Lorsque l’auteur-compositeur-interprète néo-zélandais Kane Strang en a eu assez de faire cavalier seul en tant qu’artiste solo, il a lancé un power trio indie rock à l’ancienne appelé Office Dog. Il est soutenu par deux amis issus de différentes itérations de son groupe en tournée : le bassiste Rassani Tolovaa et le batteur Mitchell Innes. Comme Dinosaur Jr., Sebadoh et Built to Spill, ce trio met l’accent sur la personnalité de chaque joueur en tirant un maximum de drame à partir d’un minimum d’instruments. Tolovaa intervient de manière inattendue en contreparties mélodiques, Innes entraîne les chansons dans des directions étranges et Strang privilégie les notes de guitare basses et dissonantes qui sonnent souvent comme un animal se précipitant dans les sous-bois. Plutôt que brusque ou violent, leur dynamique calme et bruyante est mesurée, voire éloquente, de telle sorte que Boniment, leurs débuts, sonne comme un album sur la joie de jouer ensemble.

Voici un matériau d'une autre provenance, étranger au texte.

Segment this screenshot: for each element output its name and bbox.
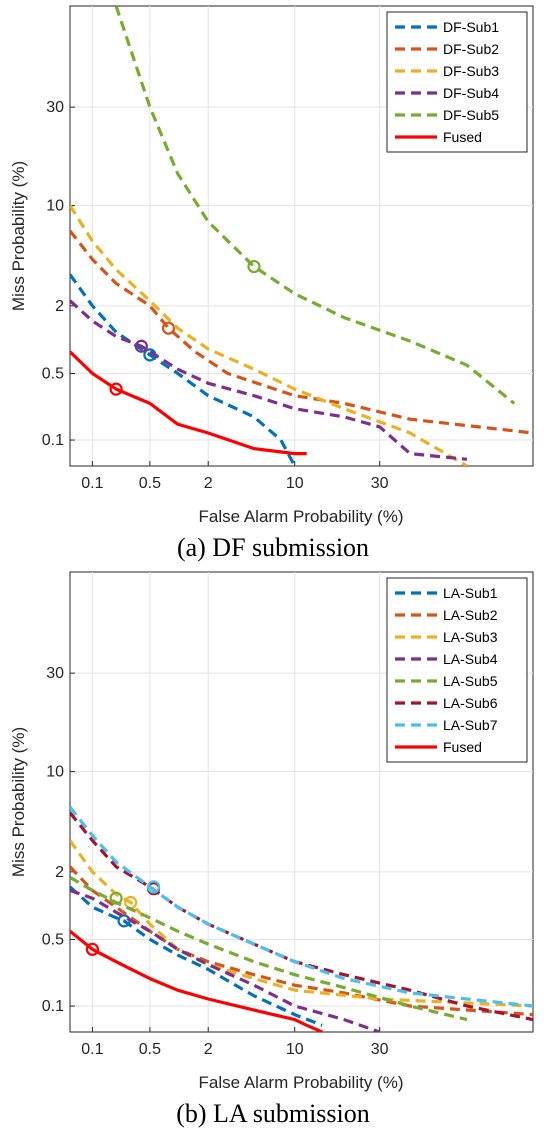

Enregistré à Auckland avec le producteur De Stevens (plus connu du groupe de Dunedin Marlin’s Dreaming), Boniment erre sur le même terrain que Strang a cartographié dans son travail solo. Trop jeune pour avoir connu la première vague de pop indie néo-zélandaise, il avait toujours l’air un peu plus intelligent, un peu moins épris de vers d’oreille que les autres groupes de Flying Nun auxquels il était constamment comparé. (Boniment est sorti sur ce label l’année dernière avant d’obtenir une sortie internationale via New West cette année.) Mais il est toujours intéressé par la façon dont une guitare grinçante et légèrement dissonante peut soulever de la poussière et comment une prestation monotone peut faire sonner même des passages légèrement mélodiques. extatique en revanche.

Avec Office Dog, cependant, Strang est plus que disposé à céder le contrôle à ses camarades du groupe. Boniment il est lourd mais agile, plus direct dans ses arrangements et ses sentiments, mais aussi plus maussade, plus mélancolique ; on dirait que les épaules sont haussées contre un vent froid. Bien qu’il crée des accroches étrangement de travers – découpant le mot « shade » en plusieurs syllabes, coupant ses mots dans un rythme saccadé sur « Tightropes » – Strang réduit considérablement son écriture, déployant juste quelques mots pour faire signe à des sentiments qui résistent à des sentiments spécifiques. Étiquettes. Tout comme la musique alterne entre calme et fort, ces chansons passent de l’aliénation au contentement, du malaise à « quelque chose comme un antidote ». Cette interaction étroite entre les trois musiciens semble si poignante et désarmante car au fond, cet album consiste à reconnaître et à savourer même les plus petits moments de joie.